16.7 Emacspeak And The Early Days Of The Web

Right around the time that I was writing version 0.01 of emacspeak, a far more significant software movement was under way — the World Wide Web was moving from the realms of academia to the mainstream world with the launch of NCSA Mosaic — and in late 1994 by the first commercial Web browser in Netscape Navigator. Emacs had always enabled integrated access to FTP archives via package ange-ftp; in late 1993, William Perry released Emacs-W3, a Web browser for Emacs written entirely in Emacs Lisp. W3 was one of the first large packages to be speech-enabled by Emacspeak — later it was the browser on which I implemented the first draft of the Aural CSS specification. Emacs-W3 enabled many early innovations in the context of providing non-visual access to Web content, including audio formatting and structured content navigation; in summer of 1995, Dave Raggett and I outlined a few extensions to HTML Forms, including the label element as a means of associating metadata with interactive form controls in HTML, and many of these ideas were prototyped in Emacs-W3 at the time. Over the years, Emacs-W3 fell behind the times — especially as the Web moved away from cleanly structured HTML to a massive soup of unmatched tags. This made parsing and error-correcting badly-formed HTML markup expensive to do in Emacs-Lisp — and performance suffered. To add to this, mainstream users moved away because Emacs’ rendering engine at the time was not rich enough to provide the type of visual renderings that users had come to expect. The advent of DHTML, and JavaScript based Web Applications finally killed off Emacs-W3 as far as most Emacs users were concerned.

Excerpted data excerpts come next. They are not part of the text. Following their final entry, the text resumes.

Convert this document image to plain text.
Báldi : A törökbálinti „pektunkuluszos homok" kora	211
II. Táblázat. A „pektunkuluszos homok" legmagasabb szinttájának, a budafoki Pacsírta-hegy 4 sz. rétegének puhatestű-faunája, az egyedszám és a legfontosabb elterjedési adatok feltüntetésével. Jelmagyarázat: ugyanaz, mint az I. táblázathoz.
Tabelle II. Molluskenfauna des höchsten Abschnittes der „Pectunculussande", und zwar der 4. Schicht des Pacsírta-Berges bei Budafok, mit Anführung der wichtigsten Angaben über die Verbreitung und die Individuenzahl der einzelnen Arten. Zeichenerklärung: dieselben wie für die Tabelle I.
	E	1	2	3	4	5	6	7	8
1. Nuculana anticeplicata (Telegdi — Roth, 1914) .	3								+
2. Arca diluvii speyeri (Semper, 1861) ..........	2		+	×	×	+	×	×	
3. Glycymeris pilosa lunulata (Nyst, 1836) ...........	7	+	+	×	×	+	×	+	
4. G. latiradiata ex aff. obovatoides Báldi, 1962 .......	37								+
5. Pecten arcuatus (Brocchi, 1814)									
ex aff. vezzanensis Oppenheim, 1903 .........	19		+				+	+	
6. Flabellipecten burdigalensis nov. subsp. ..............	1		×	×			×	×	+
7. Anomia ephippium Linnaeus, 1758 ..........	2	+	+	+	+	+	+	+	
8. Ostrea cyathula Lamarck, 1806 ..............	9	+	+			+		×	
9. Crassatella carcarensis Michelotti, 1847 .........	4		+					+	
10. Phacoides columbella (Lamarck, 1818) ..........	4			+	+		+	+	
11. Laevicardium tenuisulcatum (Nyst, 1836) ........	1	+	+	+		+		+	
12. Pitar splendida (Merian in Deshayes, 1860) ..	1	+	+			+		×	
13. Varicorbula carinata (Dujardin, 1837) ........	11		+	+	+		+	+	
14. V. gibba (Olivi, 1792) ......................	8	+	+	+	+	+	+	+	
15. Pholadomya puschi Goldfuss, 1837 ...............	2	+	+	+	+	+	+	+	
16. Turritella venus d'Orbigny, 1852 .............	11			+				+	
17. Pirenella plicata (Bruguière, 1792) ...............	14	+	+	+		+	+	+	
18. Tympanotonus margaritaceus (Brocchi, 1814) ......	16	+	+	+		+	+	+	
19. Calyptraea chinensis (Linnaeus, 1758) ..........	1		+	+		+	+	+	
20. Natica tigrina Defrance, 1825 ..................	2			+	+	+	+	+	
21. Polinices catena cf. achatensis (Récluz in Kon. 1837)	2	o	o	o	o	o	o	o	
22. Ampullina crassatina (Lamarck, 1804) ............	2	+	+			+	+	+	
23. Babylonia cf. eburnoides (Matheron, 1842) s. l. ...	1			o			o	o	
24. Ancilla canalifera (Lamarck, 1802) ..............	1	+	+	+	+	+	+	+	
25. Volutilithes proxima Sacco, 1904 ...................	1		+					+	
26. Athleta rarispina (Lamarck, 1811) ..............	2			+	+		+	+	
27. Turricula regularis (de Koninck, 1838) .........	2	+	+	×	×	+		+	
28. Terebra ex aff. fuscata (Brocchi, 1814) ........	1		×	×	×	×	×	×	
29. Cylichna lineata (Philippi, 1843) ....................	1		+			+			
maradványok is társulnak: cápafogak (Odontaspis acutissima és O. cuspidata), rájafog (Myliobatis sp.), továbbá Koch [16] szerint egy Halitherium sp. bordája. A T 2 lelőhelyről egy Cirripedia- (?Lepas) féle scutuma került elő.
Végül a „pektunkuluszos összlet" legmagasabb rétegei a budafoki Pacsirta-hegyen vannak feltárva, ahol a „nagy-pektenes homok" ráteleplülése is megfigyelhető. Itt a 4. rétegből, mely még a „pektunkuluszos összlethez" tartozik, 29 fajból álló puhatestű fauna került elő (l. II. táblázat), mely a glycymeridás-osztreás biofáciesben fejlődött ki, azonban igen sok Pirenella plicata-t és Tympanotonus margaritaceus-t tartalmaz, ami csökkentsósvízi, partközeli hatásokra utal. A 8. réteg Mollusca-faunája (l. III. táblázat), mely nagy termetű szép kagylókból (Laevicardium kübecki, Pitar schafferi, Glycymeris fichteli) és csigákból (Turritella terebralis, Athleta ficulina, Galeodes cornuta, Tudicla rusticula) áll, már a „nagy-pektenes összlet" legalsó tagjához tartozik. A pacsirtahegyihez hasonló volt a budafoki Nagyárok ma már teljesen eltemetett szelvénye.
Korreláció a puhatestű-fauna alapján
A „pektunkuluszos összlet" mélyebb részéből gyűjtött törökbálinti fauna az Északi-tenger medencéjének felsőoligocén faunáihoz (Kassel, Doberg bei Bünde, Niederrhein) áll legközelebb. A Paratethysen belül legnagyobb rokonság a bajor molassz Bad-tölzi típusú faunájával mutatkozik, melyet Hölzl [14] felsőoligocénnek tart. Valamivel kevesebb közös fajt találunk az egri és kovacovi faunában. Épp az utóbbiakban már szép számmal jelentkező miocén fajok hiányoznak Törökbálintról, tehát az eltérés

But Emacs-W3 went through a revival on the emacspeak audio desktop in late 1999 with the arrival of XSLT, and Daniel Veillard’s excellent implementation via the libxml2 and libxslt packages. With these in hand, Emacspeak was able to hand-off the bulk of HTML error correction to the xsltproc tool. The lack of visual fidelity didn’t matter much for an eyes-free environment; so Emacs-W3 continued to be a useful tool for consuming large amounts of Web content that did not require JavaScript support.

During the last 24 months, libxml2 has been built into Emacs; this means that you can now parse arbitrary HTML as found in the wild without incurring a performance hit. This functionality was leveraged first by package shr (Simple HTML Renderer) within the gnus package for rendering HTML email. Later, the author of gnus and shr created a new light-weight HTML viewer called eww that is now part of Emacs 24. With improved support for variable pitch fonts and image embedding, Emacs is once again able to provide visual renderings for a large proportion of text-heavy Web content where it becomes useful for mainstream Emacs users to view at least some Web content within Emacs; during the last year, I have added support within emacspeak to extend package eww with support for DOM filtering and quick content navigation.